Débuts en Bourse flamboyants
Les histoires des temps pionniers du secteur rappellent celles entendues de l'autre côté du Pacifique. Ainsi, pour Renren et le parcours de son fondateur. Un doctorat américain de l'université du Delaware en poche, Wang Xing revient à Pékin où il tente de lancer une version locale de Friendster. Échec. Deux ans plus tard, il entend parler d'un nouvel outil, Facebook, et décide de le copier. Ou, disons, de s'en inspirer fortement. L'ancien diplômé de la prestigieuse université de Tsinghua vise essentiellement les étudiants, et son premier bébé s'appelle d'ailleurs « Xiaonei », soit « sur le campus », avant d'être rebaptisé « Renren ». La légende raconte que le jeune homme voulait alors contribuer à « bâtir un monde meilleur ». Et qu'il a commencé en 2005 flanqué de deux partenaires, avec 300 000 yuans (environ 30 000 euros), en louant trois petits appartements contigus aux abords de l'université. Là, ils ont passé des semaines entières, reclus, se nourrissant de nouilles instantanées et de lignes de code... En 2006, Wang vend, pour 4 millions de dollars. Il doit se dire qu'il aurait mieux fait d'attendre un peu.

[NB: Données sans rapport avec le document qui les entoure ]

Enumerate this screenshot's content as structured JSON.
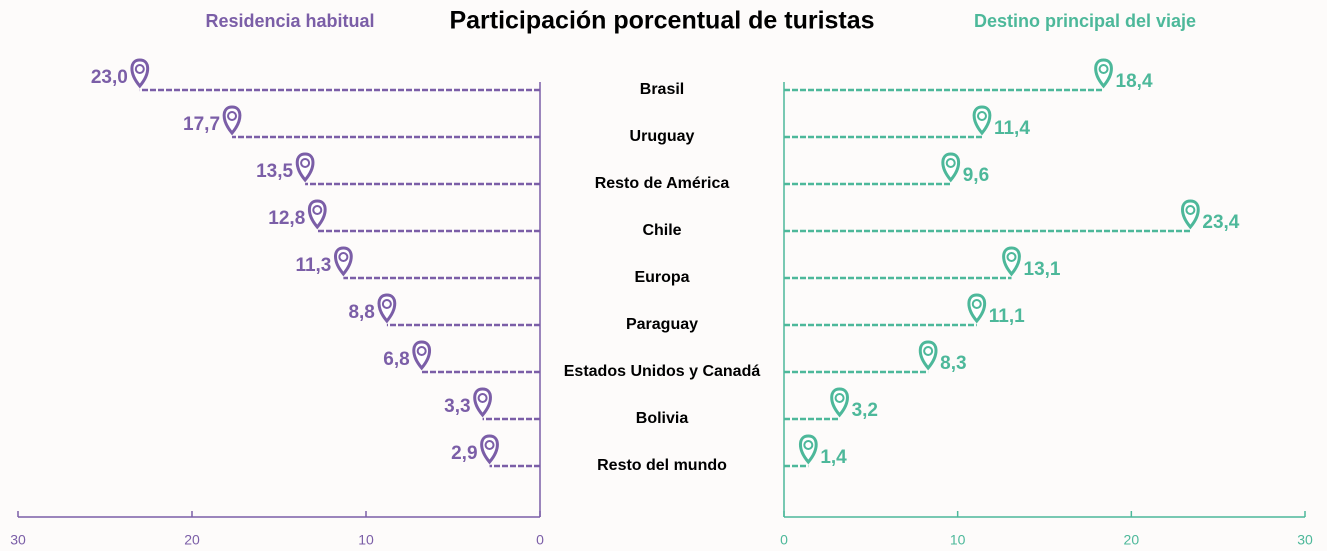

Aujourd'hui, Renren - dont le nom signifie « tout le monde » - est le réseau social le plus populaire en Chine. Il revendique près de 120 millions d'« utilisateurs activés », avec deux millions de nouveaux membres par mois. Une banderole, dans une salle de détente du QG, proclame que « chaque jour, le nombre de personnes rejoignant renren.com pourrait remplir 230 fois la place Tiananmen »... Malgré les avertissements de certains analystes estimant que le groupe baigne dans un certain « flou », ses débuts en Bourse à New York ont été flamboyants. Son PDG, Joseph Chen, diplômé du Massachusetts Institute of Technology (MIT) et de l'université de Stanford, a expliqué que son objectif était de « révolutionner la façon dont les gens en Chine se connectent, communiquent, s'amusent et font leurs achats ». L'autre grand réseau social chinois, Kaixin - qui signifie « heureux » -, a dès l'origine visé une autre cible, les cols blancs. Son patron a d'ailleurs un autre profil. Cheng Binghao était directeur des technologies de Sina, le plus grand portail Internet du pays, quand il a démissionné pour créer Kaixin.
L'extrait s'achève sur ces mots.